Voting should be viewed as an adult responsibility that we should all shoulder as we enter society. We have a responsibility to elect leaders who will represent our ever-changing values as our generation fully develops. It is an absolute disservice to our society if young adults continue to turn a blind eye to the actions on Capitol Hill. As we enter society, it is important that we are informed and understand the basics of how our government operates. Seniors are required to take at least one government class prior to graduating from high school, and although most of us view this as an irrelevant course, I implore you to take the time to listen with open ears and grasp at least a basic understanding of how our country is governed. Make it a point to listen to the national conversation whether it be on the radio, through television, or even on the internet.

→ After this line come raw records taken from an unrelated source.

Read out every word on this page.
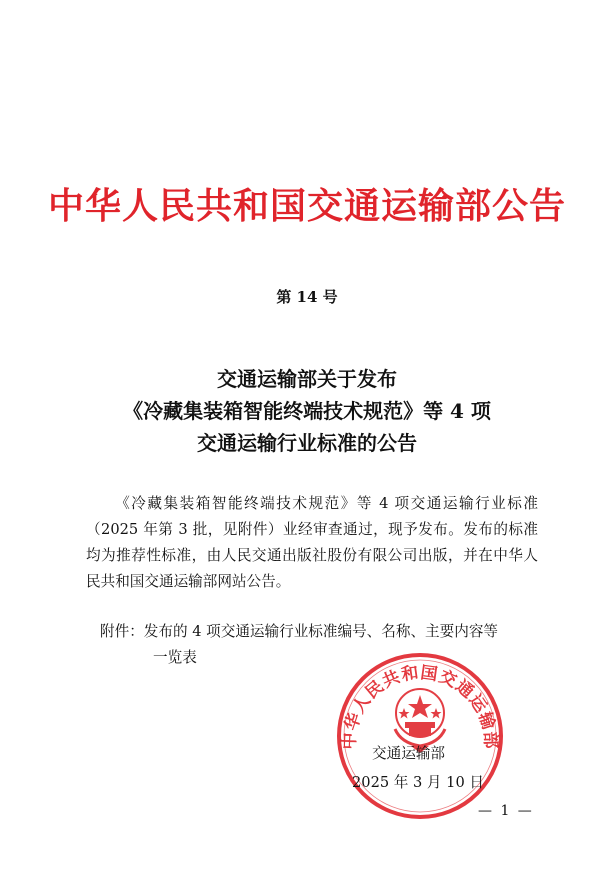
中华人民共和国交通运输部公告
第 14 号
交通运输部关于发布
《冷藏集装箱智能终端技术规范》等 4 项
交通运输行业标准的公告

《冷藏集装箱智能终端技术规范》等 4 项交通运输行业标准（2025 年第 3 批，见附件）业经审查通过，现予发布。发布的标准均为推荐性标准，由人民交通出版社股份有限公司出版，并在中华人民共和国交通运输部网站公告。

附件：发布的 4 项交通运输行业标准编号、名称、主要内容等
一览表
中华人民共和国交通运输部
交通运输部
2025 年 3 月 10 日
— 1 —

Our society is fortunate to have free access to information anytime and anywhere – so take the opportunity to get involved and learn.
Although most of us might think otherwise, it is the duty of the United States government to represent and serve the citizens of this country. If we do not vote, or even take part in government, there is no way for our representatives to gauge what is important in the minds of citizens and what is not important. Getting involved is simple, and far from complicated.
Register to Vote
- Calling all upperclassmen! If you are going to be 18 by the next presidential election in November 2016, you have the opportunity to register to vote NOW! You do not have to go anywhere special to register to vote, nor are you required to talk to anyone special. The registration process can be completed online through http://registertovote.ca.gov/. Although you will not be able to officially vote until you are 18, completing this process early will allow you to walk straight into the polls on Election Day without any hassle.
Watch the Republican or Democratic Primary Debates
- Campaign season for presidential candidates has already started despite the actual voting day being close to a year away. Candidates from both major political parties are currently participating in nationally televised debates in order to fully express their views to the American public before they make a decision on election day. The Republican Party and the Democratic Party are conducting 12 debates and 8 debates respectively. You can either choose to join a debate-watch party and rally around specific candidates like the photo above shows, or watch it by yourself. Don’t just put it on in the background though, actively listen and determine which candidate you would like to support in the upcoming election.
Contact our local representative
- The United States House of Representatives contains 435 men and women representing districts from all over the United States. They represent the views of their constituents and bring it to Washington D.C. By contacting our local representatives, they can make the best decision based on what we as a population want. For those who live in Redlands, you might recognize the name Pete Aguilar who has previously served as Mayor, but is now representing the 31st Congressional District in the House of Representatives. For more information about him, including his views, contact information and more, visit https://aguilar.house.gov/.
Vote in local/state/national elections
- The most important action of being an active citizen in society is to cast your ballot in all elections, not just the Presidential election. Elections are conducted for local city councils, education boards in addition to state/national referendums and political offices in all levels of government.
Now is the perfect time to get involved as the presidential campaign season gears up. Don’t let this opportunity pass to let your voice be heard in government. It isn’t every year we elect a president, and whoever is elected will be in office for the next four years. Who knows, perhaps you’ll find that one of candidates really speaks to you. Government is not intended to make life difficult, but is instead intended to serve the citizens of the United States.